OPMS 1996 REPORT TO CONGRESS CREDITS USE OF BUYOUTS IN REDUCING SIZE OF FEDERAL GOVERNMENT

Washington, D.C. -- Since March 30, 1994, when President Clinton signed the Workforce Restructuring Act, which authorized the use of monetary incentives to federal employees who volunteered to retire, resign, or take voluntary early retirement, the federal workforce has shrunk to a size it has not been in over 30 years. This finding is contained in a report to Congress from the Office of Personnel Management detailing buyout activity in Executive agencies.

Between January 1993 and September 1996, the federal workforce was reduced by nearly 255,000 employees. Of that number only 27,000 employees were involuntarily separated by reduction in force (RIF). The report notes that non-Defense agencies paid 36,035 buyouts under the Federal Workforce Restructuring Act of 1994. Combined with the 92,432 Defense buyouts which were authorized under separate legislation, the total number of executive buyouts paid between January 1993 and September 1996 was 128,467. OPMs latest figures, as of January 1997, show a reduction of 308,624 in the Executive branch agencies.
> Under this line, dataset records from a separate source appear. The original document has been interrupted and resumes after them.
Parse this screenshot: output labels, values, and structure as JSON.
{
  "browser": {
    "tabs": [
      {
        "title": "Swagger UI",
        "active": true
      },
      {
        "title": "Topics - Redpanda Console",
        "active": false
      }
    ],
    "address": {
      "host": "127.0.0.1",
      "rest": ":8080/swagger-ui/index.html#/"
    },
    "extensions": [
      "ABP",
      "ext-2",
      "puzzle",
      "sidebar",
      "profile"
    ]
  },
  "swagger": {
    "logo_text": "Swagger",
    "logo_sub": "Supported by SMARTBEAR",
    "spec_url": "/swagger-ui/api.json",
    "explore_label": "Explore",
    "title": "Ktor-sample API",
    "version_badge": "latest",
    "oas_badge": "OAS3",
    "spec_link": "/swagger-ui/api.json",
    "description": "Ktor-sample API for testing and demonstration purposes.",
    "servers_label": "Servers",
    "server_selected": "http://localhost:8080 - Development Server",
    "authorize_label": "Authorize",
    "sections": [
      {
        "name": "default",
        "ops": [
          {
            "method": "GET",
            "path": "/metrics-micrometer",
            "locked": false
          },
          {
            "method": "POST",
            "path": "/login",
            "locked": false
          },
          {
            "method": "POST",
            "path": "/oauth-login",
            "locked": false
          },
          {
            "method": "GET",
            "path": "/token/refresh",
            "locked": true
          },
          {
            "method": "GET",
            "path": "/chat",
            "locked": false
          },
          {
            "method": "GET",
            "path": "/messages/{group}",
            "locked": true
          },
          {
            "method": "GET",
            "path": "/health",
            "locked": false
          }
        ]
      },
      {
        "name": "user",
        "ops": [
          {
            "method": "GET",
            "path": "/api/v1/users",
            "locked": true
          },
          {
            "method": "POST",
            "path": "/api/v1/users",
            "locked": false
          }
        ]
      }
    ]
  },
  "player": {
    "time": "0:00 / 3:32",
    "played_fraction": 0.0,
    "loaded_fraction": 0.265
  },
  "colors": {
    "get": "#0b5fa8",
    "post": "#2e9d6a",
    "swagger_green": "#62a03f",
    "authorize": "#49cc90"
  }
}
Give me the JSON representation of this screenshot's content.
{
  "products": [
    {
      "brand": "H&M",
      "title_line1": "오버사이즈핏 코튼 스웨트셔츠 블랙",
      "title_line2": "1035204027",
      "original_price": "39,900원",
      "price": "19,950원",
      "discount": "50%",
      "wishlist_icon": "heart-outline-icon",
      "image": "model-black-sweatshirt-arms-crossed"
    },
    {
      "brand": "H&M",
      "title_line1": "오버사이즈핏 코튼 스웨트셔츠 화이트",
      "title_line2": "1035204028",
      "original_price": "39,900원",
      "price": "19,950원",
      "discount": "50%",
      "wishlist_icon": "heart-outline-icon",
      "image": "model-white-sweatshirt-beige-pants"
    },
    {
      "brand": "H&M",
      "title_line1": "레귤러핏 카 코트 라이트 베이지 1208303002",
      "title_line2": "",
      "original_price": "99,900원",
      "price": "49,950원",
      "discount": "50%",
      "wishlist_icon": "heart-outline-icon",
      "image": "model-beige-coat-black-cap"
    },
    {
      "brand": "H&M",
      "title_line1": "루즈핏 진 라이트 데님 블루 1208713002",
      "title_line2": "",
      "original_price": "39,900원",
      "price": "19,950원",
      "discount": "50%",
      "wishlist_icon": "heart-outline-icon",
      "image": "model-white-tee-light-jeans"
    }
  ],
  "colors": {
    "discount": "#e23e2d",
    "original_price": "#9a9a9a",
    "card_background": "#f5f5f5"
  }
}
OPM Director Jim King said, The federal buyout law was the right management tool at the right time. The law allowed federal managers to more humanely deal with significant budget cuts that otherwise would have resulted in RIFs, which are costly, disruptive and damaging to the morale and productivity of the workforce.

The report notes that 51.4 percent of the employees who received buyouts during this period took regular retirement; 37 percent took early retirement; and 8.8 percent resigned. The average age of an employee taking a buyout was 56.9 years, approximately four years earlier than the average, non-buyout federal retirement. The average grade was GS 10.7 and the average amount of the incentive was $23,670.

While buyouts have permitted the federal government to trim its workforce, the diversity of the workforce remains intact. In FY 1995, females comprised 42.9 percent of the federal workforce, while minorities comprised 28.5 percent of the workforce. In FY 1994, before buyouts, 42.7 percent of the federal workforce was female, and 28.2 percent was made up of minorities.